Other economists doubt that January's rise in inflation represents the start of a more sustainable trend. Rents for single-family homes have been exceeding rents for apartments for some time, but only recently have inflation rates for owners and renters diverged. That suggests the January data was a fluke, argued Omair Sharif, founder of Inflation Insights, an economic research firm.
“Monthly data in general can be choppy,” Mr Sharif said. The good news in the report, he said, is that rental growth has finally started to cool, making him more confident that the long-awaited slowdown is starting to show in the official data.
However, this conclusion is far from certain. Before the pandemic, there were largely consistent stories emerging in various parts of the housing market: rents for apartments rose at about the same rate as those for single-family homes, for example.
But the pandemic disrupted that balance, driving rents up in some places and down in others and disrupting the relationships between the different measures.

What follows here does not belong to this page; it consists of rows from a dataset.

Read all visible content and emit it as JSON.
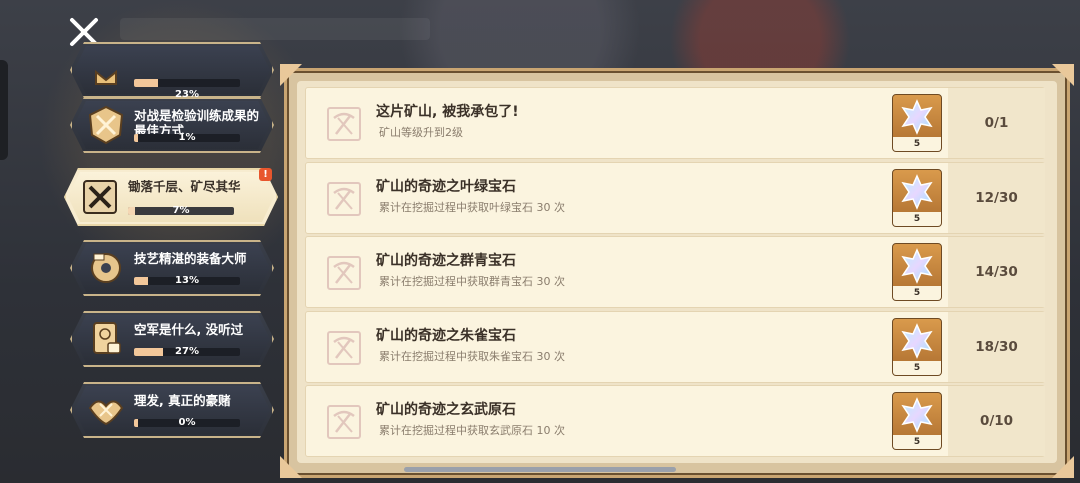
{
  "categories": [
    {
      "title": "",
      "percent_label": "23%",
      "progress": 0.23
    },
    {
      "title": "对战是检验训练成果的最佳方式",
      "percent_label": "1%",
      "progress": 0.01
    },
    {
      "title": "锄落千层、矿尽其华",
      "percent_label": "7%",
      "progress": 0.07,
      "active": true,
      "alert": "!"
    },
    {
      "title": "技艺精湛的装备大师",
      "percent_label": "13%",
      "progress": 0.13
    },
    {
      "title": "空军是什么, 没听过",
      "percent_label": "27%",
      "progress": 0.27
    },
    {
      "title": "理发, 真正的豪赌",
      "percent_label": "0%",
      "progress": 0.0
    }
  ],
  "achievements": [
    {
      "title": "这片矿山, 被我承包了!",
      "desc": "矿山等级升到2级",
      "reward_count": "5",
      "progress": "0/1"
    },
    {
      "title": "矿山的奇迹之叶绿宝石",
      "desc": "累计在挖掘过程中获取叶绿宝石 30 次",
      "reward_count": "5",
      "progress": "12/30"
    },
    {
      "title": "矿山的奇迹之群青宝石",
      "desc": "累计在挖掘过程中获取群青宝石 30 次",
      "reward_count": "5",
      "progress": "14/30"
    },
    {
      "title": "矿山的奇迹之朱雀宝石",
      "desc": "累计在挖掘过程中获取朱雀宝石 30 次",
      "reward_count": "5",
      "progress": "18/30"
    },
    {
      "title": "矿山的奇迹之玄武原石",
      "desc": "累计在挖掘过程中获取玄武原石 10 次",
      "reward_count": "5",
      "progress": "0/10"
    }
  ],
  "icons": {
    "close": "close-x-icon",
    "row": "pickaxe-icon",
    "reward": "star-crystal-icon"
  },
  "colors": {
    "accent_gold": "#c9b48a",
    "progress_fill": "#f2c79a",
    "alert": "#e8562d"
  }
}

That makes it difficult to say for sure when and by how much official data will cool – which could make the Fed more cautious as it considers rate cuts, said Sarah House, senior economist at Wells Fargo.
“Right now they still believe there is a lot of inflation relief in the pipeline, but that will temper their optimism,” she said, referring to Fed officials. “You have to think about where the property will actually end up and how long it will take to get there.”